There is plenty of content pumped into the internet daily, what will make yours stand out? Your prospects don’t want to spend time consuming content, or digging through large chunks of information, only to find it unhelpful. It’s definitely okay to mention your product or service in some of your social posts, but don’t make your posts sales pitches or presentations. Spend a good proportion of time sharing other people’s content and leaving helpful comments, give more than you receive.
Analyze and Optimize
Learning from past trials is a great way to save time and maximize ROI with social selling. Collect insights and data from current and past efforts, and then use it to identify what works and what doesn’t. Then you can easily adjust messaging and platforms accordingly. Testing, tracking, and measuring will be an integral part of your social selling strategy. Stay up to date on consumption research for people in the audience you want to reach. Knowing that seven in 10 B2B buyers watch a video sometime during their buying process can help inform the content you’re making and avoid wasting time and money on creating collateral that would be less effective.
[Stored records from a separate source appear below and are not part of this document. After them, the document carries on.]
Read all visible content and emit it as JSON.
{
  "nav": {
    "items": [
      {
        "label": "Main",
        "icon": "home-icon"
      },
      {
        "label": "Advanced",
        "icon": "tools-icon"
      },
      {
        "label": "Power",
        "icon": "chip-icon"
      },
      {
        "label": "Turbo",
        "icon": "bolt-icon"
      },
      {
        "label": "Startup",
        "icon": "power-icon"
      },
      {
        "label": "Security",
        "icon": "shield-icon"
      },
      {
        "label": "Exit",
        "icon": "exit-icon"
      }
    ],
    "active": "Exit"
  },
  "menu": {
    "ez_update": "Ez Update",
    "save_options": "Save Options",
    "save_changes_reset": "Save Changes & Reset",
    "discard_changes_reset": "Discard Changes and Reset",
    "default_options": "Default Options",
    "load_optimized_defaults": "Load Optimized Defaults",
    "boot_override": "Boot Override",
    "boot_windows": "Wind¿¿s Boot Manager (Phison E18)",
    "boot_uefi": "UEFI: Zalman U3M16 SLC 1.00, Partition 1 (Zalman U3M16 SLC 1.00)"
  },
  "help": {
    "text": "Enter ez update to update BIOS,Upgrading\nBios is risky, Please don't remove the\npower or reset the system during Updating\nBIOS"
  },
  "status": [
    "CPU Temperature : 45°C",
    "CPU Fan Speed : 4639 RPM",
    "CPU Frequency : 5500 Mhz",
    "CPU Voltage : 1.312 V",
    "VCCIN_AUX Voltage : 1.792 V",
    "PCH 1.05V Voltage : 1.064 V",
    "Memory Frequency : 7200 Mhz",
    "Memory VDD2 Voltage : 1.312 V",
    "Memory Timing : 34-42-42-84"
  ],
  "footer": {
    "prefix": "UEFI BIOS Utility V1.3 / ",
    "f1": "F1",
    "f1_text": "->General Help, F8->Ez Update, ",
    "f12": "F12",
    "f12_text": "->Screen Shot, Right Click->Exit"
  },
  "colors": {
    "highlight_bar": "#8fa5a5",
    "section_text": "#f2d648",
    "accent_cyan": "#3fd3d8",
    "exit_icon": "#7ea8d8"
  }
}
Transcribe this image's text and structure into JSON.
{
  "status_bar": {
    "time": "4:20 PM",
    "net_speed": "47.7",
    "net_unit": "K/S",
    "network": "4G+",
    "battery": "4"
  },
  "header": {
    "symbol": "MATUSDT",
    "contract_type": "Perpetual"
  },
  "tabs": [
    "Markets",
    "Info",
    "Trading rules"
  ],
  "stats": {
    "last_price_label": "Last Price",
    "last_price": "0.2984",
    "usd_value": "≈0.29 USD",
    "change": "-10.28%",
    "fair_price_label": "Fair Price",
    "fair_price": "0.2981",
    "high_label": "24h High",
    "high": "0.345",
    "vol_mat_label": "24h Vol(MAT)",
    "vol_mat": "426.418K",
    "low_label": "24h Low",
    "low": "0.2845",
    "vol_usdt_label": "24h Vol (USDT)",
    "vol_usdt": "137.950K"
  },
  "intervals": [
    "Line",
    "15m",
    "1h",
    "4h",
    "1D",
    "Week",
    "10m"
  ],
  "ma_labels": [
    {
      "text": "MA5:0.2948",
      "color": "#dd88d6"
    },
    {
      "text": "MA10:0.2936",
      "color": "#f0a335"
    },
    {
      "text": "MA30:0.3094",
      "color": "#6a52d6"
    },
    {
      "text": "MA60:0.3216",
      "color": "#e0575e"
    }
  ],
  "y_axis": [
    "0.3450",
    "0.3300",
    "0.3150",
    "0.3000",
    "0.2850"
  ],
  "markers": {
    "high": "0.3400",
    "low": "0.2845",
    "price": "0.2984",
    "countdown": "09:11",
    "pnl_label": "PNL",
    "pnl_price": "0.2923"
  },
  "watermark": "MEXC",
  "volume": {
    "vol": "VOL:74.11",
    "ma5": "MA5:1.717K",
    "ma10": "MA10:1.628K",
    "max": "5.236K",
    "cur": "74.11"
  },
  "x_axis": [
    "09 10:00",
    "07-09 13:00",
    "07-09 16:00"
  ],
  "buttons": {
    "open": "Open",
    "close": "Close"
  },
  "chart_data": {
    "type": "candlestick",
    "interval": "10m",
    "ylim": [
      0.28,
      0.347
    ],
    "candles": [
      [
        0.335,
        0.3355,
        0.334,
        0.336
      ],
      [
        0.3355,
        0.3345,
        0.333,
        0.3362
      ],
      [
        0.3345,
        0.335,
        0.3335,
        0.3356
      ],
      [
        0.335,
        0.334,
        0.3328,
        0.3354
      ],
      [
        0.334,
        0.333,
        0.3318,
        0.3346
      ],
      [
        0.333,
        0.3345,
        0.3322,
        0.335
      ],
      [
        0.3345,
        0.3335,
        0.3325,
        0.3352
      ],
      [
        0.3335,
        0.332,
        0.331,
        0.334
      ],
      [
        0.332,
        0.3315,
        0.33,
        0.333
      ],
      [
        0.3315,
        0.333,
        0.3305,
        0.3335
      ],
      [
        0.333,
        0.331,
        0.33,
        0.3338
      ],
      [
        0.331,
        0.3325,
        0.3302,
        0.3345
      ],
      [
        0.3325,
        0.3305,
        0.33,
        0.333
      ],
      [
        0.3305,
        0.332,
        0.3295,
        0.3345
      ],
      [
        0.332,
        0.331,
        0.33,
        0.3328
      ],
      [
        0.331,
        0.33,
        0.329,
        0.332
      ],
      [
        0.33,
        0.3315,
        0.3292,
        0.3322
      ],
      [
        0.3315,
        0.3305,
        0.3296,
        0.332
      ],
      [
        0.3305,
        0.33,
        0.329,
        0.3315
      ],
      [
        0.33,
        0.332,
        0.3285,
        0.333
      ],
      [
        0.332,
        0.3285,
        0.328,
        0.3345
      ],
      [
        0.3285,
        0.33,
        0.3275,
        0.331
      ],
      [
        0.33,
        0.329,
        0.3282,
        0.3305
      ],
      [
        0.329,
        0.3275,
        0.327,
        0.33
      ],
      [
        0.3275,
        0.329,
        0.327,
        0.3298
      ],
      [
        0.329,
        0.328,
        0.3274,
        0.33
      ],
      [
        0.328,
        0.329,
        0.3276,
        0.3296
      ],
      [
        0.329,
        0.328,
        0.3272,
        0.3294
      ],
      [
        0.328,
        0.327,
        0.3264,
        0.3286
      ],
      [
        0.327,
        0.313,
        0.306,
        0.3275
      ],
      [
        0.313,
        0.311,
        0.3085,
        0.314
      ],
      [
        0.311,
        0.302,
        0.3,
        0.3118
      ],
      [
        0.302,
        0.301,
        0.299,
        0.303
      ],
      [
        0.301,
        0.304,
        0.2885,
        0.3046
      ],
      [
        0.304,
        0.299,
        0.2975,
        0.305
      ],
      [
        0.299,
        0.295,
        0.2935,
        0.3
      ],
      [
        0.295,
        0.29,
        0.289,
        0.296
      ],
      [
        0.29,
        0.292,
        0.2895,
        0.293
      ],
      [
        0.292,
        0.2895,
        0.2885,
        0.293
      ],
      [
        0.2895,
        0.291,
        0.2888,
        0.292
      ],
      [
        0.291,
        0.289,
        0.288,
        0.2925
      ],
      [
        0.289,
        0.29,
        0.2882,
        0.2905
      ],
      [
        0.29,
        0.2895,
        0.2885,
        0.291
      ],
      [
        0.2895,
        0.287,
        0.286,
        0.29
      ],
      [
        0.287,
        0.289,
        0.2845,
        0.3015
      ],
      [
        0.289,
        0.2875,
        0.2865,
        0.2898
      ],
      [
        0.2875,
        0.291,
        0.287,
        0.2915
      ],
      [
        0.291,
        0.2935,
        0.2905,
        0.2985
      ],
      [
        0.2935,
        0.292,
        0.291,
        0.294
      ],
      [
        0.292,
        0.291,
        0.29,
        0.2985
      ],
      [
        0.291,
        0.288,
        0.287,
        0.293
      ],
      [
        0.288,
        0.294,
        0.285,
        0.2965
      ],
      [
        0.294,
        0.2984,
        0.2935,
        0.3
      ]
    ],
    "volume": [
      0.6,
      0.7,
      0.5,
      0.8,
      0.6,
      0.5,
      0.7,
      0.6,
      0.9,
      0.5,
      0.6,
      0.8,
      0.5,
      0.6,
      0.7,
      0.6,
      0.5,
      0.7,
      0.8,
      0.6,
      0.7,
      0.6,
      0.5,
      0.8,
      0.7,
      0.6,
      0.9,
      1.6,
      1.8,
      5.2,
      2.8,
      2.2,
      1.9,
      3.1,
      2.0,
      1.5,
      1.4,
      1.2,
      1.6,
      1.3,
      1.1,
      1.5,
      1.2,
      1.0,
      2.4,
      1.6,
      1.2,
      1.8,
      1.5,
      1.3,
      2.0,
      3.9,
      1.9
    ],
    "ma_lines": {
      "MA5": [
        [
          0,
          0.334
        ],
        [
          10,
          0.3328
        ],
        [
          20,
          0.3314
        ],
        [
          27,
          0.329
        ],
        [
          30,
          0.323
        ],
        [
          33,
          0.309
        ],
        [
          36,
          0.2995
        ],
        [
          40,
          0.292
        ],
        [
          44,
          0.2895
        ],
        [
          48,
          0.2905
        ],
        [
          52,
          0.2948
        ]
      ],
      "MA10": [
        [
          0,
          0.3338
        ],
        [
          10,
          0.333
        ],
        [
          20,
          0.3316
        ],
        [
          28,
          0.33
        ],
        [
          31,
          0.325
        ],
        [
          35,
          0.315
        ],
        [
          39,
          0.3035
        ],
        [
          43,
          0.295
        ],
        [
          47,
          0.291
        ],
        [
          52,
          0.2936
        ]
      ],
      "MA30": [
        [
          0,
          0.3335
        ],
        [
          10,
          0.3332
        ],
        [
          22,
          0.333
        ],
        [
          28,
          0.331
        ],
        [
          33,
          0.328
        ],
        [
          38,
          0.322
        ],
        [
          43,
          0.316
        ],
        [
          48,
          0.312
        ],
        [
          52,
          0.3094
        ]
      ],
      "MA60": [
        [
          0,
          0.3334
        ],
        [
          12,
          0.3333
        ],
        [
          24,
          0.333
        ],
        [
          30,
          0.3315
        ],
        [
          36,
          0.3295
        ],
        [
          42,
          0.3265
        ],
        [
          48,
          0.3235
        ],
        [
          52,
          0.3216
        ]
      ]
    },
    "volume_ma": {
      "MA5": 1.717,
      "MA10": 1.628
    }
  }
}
Social selling experts don’t just limit their communication with a particular prospect to one channel. If you are connected on Facebook and interact there regularly, you can also be connected on LinkedIn or Twitter. Different platforms have different styles, and some content you create may only get posted on one or two channels. Having connections across those platforms allows them to catch all of your important messaging. The different styles also allow you to form different bonds with the same connections, some more business-like, and others more personal and playful.
Above all else, you need to exercise patience when it comes to expert social selling. Even when following all best practice tips, building and maintaining valuable relationships takes time, and there is no 'quick fix' that will give you shortcuts to the finish line. For short term satisfaction spend time identifying what works and what doesn’t and celebrate the small wins: landing an elusive connection, having a nice interaction with someone in your content comments, and more.
If you have a Facebook Business Page, LinkedIn profile, or professional Twitter account, you’re already engaged in the basics of social selling—even if you’ve never heard the term. It is a tactic that any sales team can add to their toolbox. Take the time to do your research and connect with the most relevant leads for your business. Then, use social listening, and industry trends to create and share content that is relevant to your prospects. Once you start to see your social selling prospects converting, don’t dust off your hands and call it a success. You’ll need to work to maintain your expert position, social selling doesn’t work on cruise control. Continue to remain an active participant in discussions, listen to your audience, and post engaging content, and you’ll see your sales funnel consistently full.